It’s become a well-accepted part of our culture that nobody reads the terms and conditions contract to which we all consent when using Apple products. After all, why would you? It’s long and boring, and it’s so much easier to click agree and be done with it. Yet I can now say that I’ve not only read it but was also compelled and entertained by it. That’s thanks to Terms and Conditions, a graphic novel adaptation by cartoonist R. Sikoryak.
Admittedly I wasn’t thrilled by the idea at first. After all, there’s no narrative or characters to illustrate, so it was difficult to imagine how the contract could sustain such a project. But after starting Sikoryak’s graphic novel, I was surprisingly enchanted by an engaging mashup of artistic styles unified by a turtlenecked, bespectacled Steve Jobs rendered on each page. Sikoryak has previously adapted classic literature in parodies of well-known graphic novels.
“My work tended to be very short and very compact,” he said. “I was thinking of what would be a good long text to use, and as a joke I thought of the terms and conditions. They’re infamously long. And once that idea popped in my head I was very excited.”
He spoke about the appeal of adapting such an unapproachable text.
“I liked the idea of a text that wasn’t made to be adapted,” Sikoryak said. “I like adaptation, but I’m also a little suspicious of adaptation as a way to faithfully recreate a piece of literature.
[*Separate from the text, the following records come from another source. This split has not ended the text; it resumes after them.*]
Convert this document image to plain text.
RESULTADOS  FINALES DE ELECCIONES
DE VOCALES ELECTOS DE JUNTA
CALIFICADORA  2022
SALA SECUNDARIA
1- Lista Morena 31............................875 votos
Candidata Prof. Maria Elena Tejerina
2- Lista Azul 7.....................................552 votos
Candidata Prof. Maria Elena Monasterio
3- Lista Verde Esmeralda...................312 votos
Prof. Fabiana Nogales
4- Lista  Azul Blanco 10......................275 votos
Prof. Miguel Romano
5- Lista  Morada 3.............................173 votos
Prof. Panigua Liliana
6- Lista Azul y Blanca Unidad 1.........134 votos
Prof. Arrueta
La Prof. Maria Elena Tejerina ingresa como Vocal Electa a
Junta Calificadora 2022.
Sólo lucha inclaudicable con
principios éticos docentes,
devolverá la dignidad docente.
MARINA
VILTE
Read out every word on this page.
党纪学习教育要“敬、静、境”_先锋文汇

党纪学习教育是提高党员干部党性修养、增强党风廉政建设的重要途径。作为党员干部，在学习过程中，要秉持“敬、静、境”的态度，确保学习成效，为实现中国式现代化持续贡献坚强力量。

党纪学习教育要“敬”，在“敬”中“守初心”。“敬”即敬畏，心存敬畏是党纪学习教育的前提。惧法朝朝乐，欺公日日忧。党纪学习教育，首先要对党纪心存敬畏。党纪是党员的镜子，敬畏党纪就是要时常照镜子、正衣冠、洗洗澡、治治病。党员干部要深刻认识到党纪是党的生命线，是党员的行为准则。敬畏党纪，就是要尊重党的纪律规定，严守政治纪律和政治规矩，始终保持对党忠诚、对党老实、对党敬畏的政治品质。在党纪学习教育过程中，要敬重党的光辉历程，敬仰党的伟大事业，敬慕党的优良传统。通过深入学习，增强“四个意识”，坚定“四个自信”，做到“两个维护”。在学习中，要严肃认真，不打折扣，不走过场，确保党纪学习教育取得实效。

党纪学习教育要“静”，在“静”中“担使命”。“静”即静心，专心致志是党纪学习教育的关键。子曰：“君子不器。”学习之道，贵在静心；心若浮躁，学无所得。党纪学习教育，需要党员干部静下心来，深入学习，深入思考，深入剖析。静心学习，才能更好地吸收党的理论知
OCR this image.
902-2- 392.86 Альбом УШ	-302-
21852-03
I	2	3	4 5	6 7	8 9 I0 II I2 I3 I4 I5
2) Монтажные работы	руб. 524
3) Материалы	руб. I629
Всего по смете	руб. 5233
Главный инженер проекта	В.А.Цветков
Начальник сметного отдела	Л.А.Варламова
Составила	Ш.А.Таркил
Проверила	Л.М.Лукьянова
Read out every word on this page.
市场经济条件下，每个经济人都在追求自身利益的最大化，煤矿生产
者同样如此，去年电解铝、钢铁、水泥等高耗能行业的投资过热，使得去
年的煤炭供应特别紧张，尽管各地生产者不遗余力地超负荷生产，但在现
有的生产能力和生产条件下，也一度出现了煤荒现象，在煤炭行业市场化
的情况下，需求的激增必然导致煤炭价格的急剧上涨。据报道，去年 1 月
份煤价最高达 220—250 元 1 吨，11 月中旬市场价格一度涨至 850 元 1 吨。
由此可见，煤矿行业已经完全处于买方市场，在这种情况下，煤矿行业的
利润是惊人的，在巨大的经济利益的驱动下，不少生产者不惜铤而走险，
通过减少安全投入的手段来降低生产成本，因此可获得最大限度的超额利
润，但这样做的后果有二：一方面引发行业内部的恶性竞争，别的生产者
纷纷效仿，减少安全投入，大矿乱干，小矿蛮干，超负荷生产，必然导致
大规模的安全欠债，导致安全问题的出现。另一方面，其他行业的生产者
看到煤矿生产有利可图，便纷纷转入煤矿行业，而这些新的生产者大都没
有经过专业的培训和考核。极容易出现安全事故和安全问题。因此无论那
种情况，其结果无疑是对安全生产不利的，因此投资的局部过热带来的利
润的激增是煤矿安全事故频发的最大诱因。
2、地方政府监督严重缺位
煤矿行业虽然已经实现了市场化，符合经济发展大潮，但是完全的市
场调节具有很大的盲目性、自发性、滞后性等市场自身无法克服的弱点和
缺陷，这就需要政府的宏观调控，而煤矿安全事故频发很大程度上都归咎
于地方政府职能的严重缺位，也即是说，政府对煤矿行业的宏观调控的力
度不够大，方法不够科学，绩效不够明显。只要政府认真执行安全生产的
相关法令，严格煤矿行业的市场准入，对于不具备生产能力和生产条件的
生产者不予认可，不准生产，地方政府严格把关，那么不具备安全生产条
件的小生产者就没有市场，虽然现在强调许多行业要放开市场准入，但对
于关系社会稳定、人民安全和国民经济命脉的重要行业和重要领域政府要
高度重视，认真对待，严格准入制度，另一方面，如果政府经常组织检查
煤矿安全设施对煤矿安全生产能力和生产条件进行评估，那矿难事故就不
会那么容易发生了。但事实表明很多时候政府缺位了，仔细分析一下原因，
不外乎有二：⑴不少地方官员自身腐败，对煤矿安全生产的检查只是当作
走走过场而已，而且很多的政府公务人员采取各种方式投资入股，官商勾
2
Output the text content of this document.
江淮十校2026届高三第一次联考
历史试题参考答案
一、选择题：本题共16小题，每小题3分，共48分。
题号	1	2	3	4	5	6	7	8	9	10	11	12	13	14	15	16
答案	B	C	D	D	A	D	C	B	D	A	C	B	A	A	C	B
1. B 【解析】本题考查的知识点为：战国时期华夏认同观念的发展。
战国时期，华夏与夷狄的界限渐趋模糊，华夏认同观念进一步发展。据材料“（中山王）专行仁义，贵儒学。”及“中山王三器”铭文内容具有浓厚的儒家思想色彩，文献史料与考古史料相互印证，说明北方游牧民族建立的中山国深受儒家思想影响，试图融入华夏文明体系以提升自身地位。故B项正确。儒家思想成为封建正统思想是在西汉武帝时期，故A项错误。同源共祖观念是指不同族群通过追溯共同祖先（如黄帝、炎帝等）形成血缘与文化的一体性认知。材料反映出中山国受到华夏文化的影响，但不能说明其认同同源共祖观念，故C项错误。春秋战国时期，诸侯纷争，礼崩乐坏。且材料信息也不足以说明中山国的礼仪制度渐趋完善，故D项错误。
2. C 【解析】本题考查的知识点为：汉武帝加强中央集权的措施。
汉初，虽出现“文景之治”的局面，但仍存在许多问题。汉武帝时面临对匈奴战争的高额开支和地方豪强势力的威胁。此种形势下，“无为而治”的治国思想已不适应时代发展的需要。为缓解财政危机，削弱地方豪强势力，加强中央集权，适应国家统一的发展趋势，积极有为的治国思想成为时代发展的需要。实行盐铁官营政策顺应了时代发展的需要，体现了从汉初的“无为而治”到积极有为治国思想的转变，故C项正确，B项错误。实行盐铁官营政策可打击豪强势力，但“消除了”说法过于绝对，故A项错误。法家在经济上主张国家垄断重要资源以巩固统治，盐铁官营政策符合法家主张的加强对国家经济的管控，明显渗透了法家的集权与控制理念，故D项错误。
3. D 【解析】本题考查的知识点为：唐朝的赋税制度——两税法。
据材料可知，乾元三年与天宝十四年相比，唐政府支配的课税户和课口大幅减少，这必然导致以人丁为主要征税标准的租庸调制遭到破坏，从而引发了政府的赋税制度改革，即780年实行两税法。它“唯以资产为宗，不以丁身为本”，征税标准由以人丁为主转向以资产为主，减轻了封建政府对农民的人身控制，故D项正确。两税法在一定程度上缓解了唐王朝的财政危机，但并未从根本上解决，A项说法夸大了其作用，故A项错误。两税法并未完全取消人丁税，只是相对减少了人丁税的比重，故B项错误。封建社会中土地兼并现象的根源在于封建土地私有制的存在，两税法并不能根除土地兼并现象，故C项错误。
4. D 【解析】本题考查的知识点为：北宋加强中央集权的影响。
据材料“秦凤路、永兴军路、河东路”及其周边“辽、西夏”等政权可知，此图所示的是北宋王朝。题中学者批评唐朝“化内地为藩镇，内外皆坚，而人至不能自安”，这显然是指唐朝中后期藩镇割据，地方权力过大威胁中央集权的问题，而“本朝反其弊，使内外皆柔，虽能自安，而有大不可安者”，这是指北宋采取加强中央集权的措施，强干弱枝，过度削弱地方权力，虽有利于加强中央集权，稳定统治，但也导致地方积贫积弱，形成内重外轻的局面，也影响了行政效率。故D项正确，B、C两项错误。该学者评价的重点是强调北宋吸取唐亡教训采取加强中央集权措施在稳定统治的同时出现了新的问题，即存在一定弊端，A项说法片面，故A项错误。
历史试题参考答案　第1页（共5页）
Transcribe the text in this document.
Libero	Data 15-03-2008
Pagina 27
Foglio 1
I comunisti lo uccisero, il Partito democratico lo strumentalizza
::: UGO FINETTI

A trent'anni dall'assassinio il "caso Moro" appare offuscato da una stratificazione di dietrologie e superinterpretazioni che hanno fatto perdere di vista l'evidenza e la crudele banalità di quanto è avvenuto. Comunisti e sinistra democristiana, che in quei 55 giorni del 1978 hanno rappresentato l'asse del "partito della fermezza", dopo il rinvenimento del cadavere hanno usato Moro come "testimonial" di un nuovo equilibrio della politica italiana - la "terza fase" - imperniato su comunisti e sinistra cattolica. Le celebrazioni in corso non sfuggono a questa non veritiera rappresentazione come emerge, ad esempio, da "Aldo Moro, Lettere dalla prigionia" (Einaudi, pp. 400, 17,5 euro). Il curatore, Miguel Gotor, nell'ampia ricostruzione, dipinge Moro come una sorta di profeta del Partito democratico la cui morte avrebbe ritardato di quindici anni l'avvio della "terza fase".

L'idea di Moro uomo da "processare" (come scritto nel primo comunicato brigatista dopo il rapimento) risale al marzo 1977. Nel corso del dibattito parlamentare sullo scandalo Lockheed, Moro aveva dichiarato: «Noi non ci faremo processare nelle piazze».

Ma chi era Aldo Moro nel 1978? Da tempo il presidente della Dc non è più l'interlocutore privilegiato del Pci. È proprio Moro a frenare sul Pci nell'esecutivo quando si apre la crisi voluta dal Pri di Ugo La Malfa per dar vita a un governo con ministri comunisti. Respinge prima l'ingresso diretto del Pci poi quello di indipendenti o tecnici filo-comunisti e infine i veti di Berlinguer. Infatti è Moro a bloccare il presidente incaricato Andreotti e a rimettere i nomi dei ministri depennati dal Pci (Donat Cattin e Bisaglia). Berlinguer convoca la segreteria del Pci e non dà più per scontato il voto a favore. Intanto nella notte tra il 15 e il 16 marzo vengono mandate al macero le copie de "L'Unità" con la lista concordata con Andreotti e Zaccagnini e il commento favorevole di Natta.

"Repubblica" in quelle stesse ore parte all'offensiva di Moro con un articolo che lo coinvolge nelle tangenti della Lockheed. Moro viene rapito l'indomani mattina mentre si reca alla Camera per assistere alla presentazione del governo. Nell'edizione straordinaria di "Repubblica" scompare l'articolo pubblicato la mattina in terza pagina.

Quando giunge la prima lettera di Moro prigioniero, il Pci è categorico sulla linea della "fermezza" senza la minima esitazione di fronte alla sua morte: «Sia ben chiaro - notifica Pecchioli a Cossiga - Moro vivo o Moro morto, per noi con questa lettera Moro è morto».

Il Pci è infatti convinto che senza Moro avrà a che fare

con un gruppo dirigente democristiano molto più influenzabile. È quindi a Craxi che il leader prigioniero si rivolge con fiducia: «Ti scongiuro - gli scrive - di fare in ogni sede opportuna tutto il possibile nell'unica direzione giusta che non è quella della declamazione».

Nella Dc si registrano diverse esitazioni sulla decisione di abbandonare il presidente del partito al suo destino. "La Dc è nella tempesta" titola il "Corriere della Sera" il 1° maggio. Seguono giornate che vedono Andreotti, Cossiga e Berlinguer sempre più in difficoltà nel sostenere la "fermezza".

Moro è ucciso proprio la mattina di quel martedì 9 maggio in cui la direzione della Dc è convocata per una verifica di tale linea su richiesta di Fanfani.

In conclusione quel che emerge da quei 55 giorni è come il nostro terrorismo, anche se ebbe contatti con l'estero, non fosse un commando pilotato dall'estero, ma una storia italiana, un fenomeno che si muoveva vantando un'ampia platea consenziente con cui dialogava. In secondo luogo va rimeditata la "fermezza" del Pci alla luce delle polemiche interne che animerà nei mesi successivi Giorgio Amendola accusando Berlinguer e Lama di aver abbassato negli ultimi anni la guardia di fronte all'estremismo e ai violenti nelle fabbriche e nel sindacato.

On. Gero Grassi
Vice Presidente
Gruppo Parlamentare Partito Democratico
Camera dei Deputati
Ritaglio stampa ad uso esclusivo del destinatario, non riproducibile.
You always lose something in the translation.”
Although his previous adaptations followed one style throughout, Sikoryak said that he chose to vary each page as both a way to energize the reader and to create an homage to comic genre.
“I thought the only way to keep myself from going crazy and to keep interest in the reader would be to change the style, and every page was a natural way to break it up,” he said. “I wanted it to feel as big as the field of comics feels for me. I tried to represent different eras of comics. I tried to represent the different kinds of comics and also represent the different kinds of the storytelling that you could use in a comic.”
Although he cited several well-known comics as influences from his childhood, Sikoryak said that the project was more than just a tribute to them but that it was an homage to modern cartoonists who are taking the genre to new places. He spoke about how comics have changed during his nearly 30 years working in the industry, saying that he embraced the new direction (which I found refreshing as opposed to blaming the internet for killing the genre).
“Comics are in such an amazing position right now,” Sikoryak said. “There’s so many kinds of comics being made. We’re living in a golden age of comic creation, and I want to see what’s going to happen next. I’ve referenced a lot of artists who are younger than me and taking comics in new directions that I find really exciting.”
Sikoryak said that working with the text of the terms and conditions allowed him to comment on the new internet age of comics and the possibilities it stood for.
“I was trying to represent the internet in a certain way, and maybe even the iTunes store,” he said. “All of this stuff is available in a way that it wasn’t as a kid. Comics are this big world and anything is possible within it. The vast amount of material can be overwhelming. I wanted the book to represent that infinite possibility and the infinite amount of material that’s in the world.”
In incorporating different styles, Sikoryak aimed to make the work accessible to a wider audience who might not have read as many comics. Many iconic characters are parodied, such as Sikoryak’s Steve Jobs, almost guaranteeing something familiar to the reader.
Atomic Books is hosting a signing by Sikoryak on Thursday where he will discuss his process further, explaining how he brought Terms and Conditions about. It will be a great opportunity to learn about the world of graphic novels from a master cartoonist and to pick up a signed copy of his new book to enjoy.